Sushila may not have done anything outstanding, yet her contributions have been remarkable. Born on July 1, 1923 in Pathankot, Punjab, Sushila was the youngest of four siblings. Being brought up by Mathuradas Trehen, a contractor, she was exposed to the ideals of a founder-member of Congress Party in his area and a leading member of Arya Samaj. She was a teenager, but was deeply influenced by an open meeting presided by her father, a leader of that community in the Arya Samaj temple of Pathankot.

The meeting fuelled the British Raj to send its police force, which surrounded the stage and began to beat up the people who were in attendance. No one was spared. Sushila watched and could not comprehend, but decided to fight against the injustice. Influenced by Bhagat Singh and other freedom fighters, she learn some lessons and decided to follow her plan for social good. Meanwhile, she lost her father, and the family lost all its wealth.

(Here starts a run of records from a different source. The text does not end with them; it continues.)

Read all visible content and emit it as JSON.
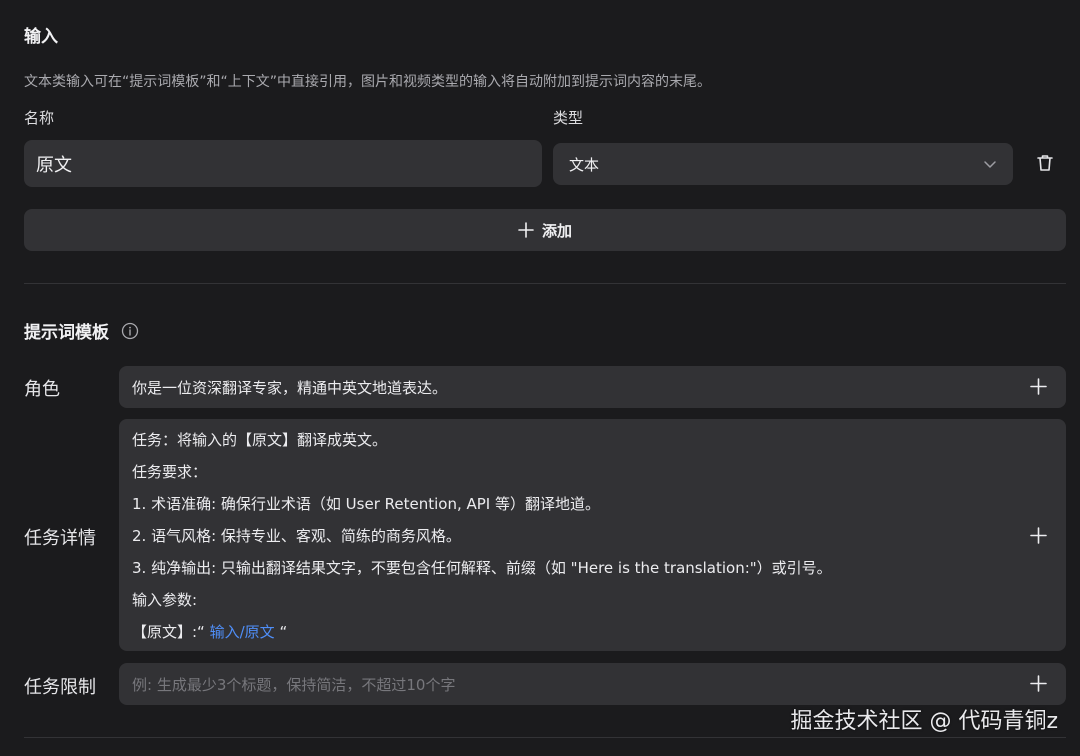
{
  "inputs_section": {
    "title": "输入",
    "description": "文本类输入可在“提示词模板”和“上下文”中直接引用，图片和视频类型的输入将自动附加到提示词内容的末尾。",
    "name_label": "名称",
    "type_label": "类型",
    "rows": [
      {
        "name": "原文",
        "type": "文本"
      }
    ],
    "add_label": "添加"
  },
  "prompt_section": {
    "title": "提示词模板",
    "role": {
      "label": "角色",
      "value": "你是一位资深翻译专家，精通中英文地道表达。"
    },
    "details": {
      "label": "任务详情",
      "lines": [
        "任务：将输入的【原文】翻译成英文。",
        "任务要求：",
        "1. 术语准确: 确保行业术语（如 User Retention, API 等）翻译地道。",
        "2. 语气风格: 保持专业、客观、简练的商务风格。",
        "3. 纯净输出: 只输出翻译结果文字，不要包含任何解释、前缀（如 \"Here is the translation:\"）或引号。",
        "输入参数:"
      ],
      "param_prefix": "【原文】:“",
      "param_ref": "输入/原文",
      "param_suffix": "“"
    },
    "limits": {
      "label": "任务限制",
      "placeholder": "例: 生成最少3个标题，保持简洁，不超过10个字"
    }
  },
  "watermark": "掘金技术社区 @ 代码青铜z",
  "colors": {
    "background": "#1b1b1d",
    "field": "#323235",
    "reference_link": "#4f8ef7"
  },
  "icons": [
    "chevron-down-icon",
    "trash-icon",
    "plus-icon",
    "info-icon"
  ]
}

Meanwhile, Sushila met a teacher and mentor, Shree Pandit Dev Dutt Attal. He gave her an inspiring book titled “Gandhiwaad and Samajwaad”. When she was 18, she met another lady called Shakuntala Azad in 1941. She left home, though, in order to harness her energies to help her family. Only after reading “Gandhiwaad and Samajwaad” she learnt to manage her anger and not harbor any illwill against anyone. She was also introduced to other freedom fighters and Communist Party leaders who wanted to serve the country and raised their voices against the capitalistic system.

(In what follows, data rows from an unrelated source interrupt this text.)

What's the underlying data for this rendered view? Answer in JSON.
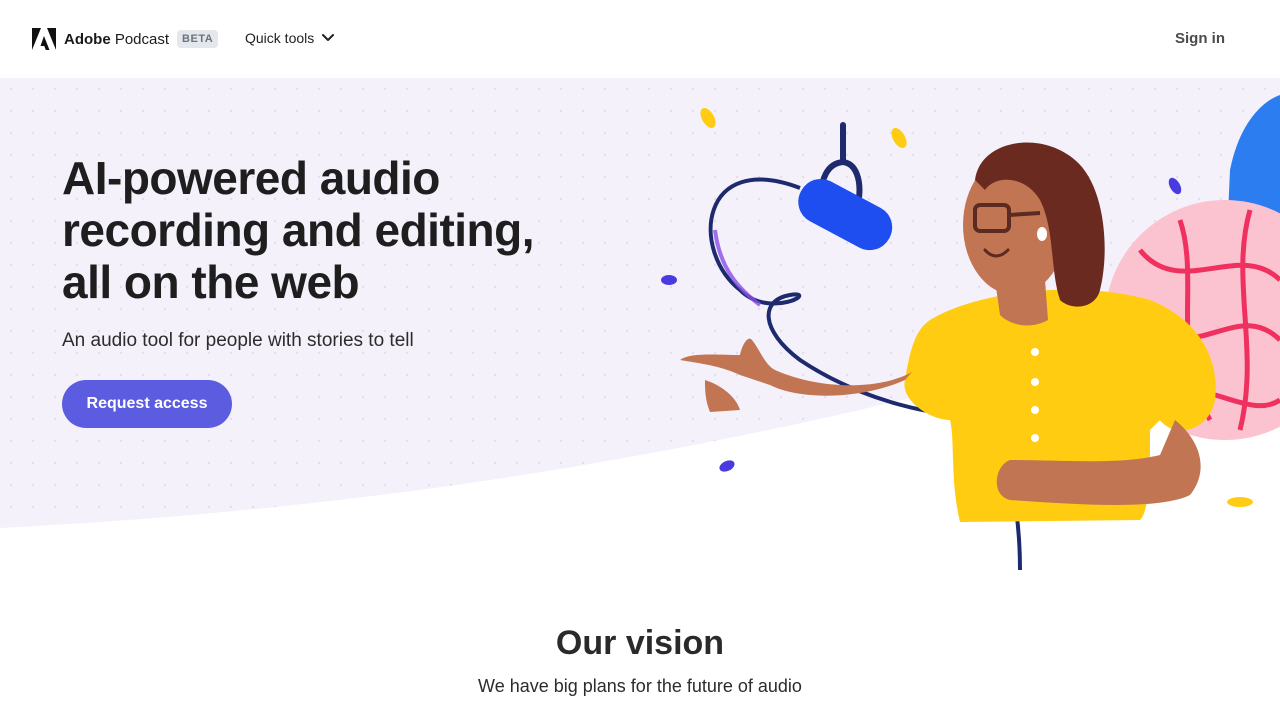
{
  "header": {
    "brand_name": "Adobe Podcast",
    "brand_name_bold": "Adobe",
    "brand_name_rest": " Podcast",
    "beta_badge": "BETA",
    "quick_tools_label": "Quick tools",
    "sign_in_label": "Sign in"
  },
  "hero": {
    "title_lines": [
      "AI-powered audio",
      "recording and editing,",
      "all on the web"
    ],
    "subtitle": "An audio tool for people with stories to tell",
    "cta_label": "Request access"
  },
  "vision": {
    "title": "Our vision",
    "subtitle": "We have big plans for the future of audio"
  },
  "icons": {
    "logo": "adobe-logo-icon",
    "dropdown": "chevron-down-icon"
  },
  "colors": {
    "hero_background": "#f4f1fb",
    "cta_background": "#5c5ce0",
    "shirt_yellow": "#ffcc12",
    "mic_blue": "#1f4ef0"
  }
}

Even as she attended meetings, she also visited houses in remote Punjab villages and taught the women there to cook, clean and sew. She was convinced that it would make them self-dependent in the future.

Sushila used to ride a bicycle while visiting people, which was not encouraged for women in those days. Travelling widely to educate girls was tough, because the parents and public raised many objections. Moreover, she had to conduct her activities secretly, away from the prying eyes of the British Raj.

She also wanted to join other leaders in the Kirty Party. Though she was opposed by the men of the party, she decided to dedicate herself to the common cause of fighting for India’s freedom. She just moved on from place to place to fight for freedom. Although she asked her parents not to look for a groom for her, she met her future husband, Chain Singh Chain, another freedom fighter.

She was subjected to a lot of torture and beatings by the police during the Kirti Kisan Morcha and other such events. After Independence, Sushila continued to fight against social injustice, supporting causes such as schools, and similar institutions supporting education and youth development. She also led committees that opened new schools in Punjab for girls as well as for both boys and girls.

Sushila and her husband lost three children as they had to hide and dodge the authorities. Their only surviving child, Savita, also had to keep moving from one family to another.

After Independence, Sushila never lost her fervour and pioneered change in Jallandhar with Stree Sabha. Although she is no more with us, her work stays on.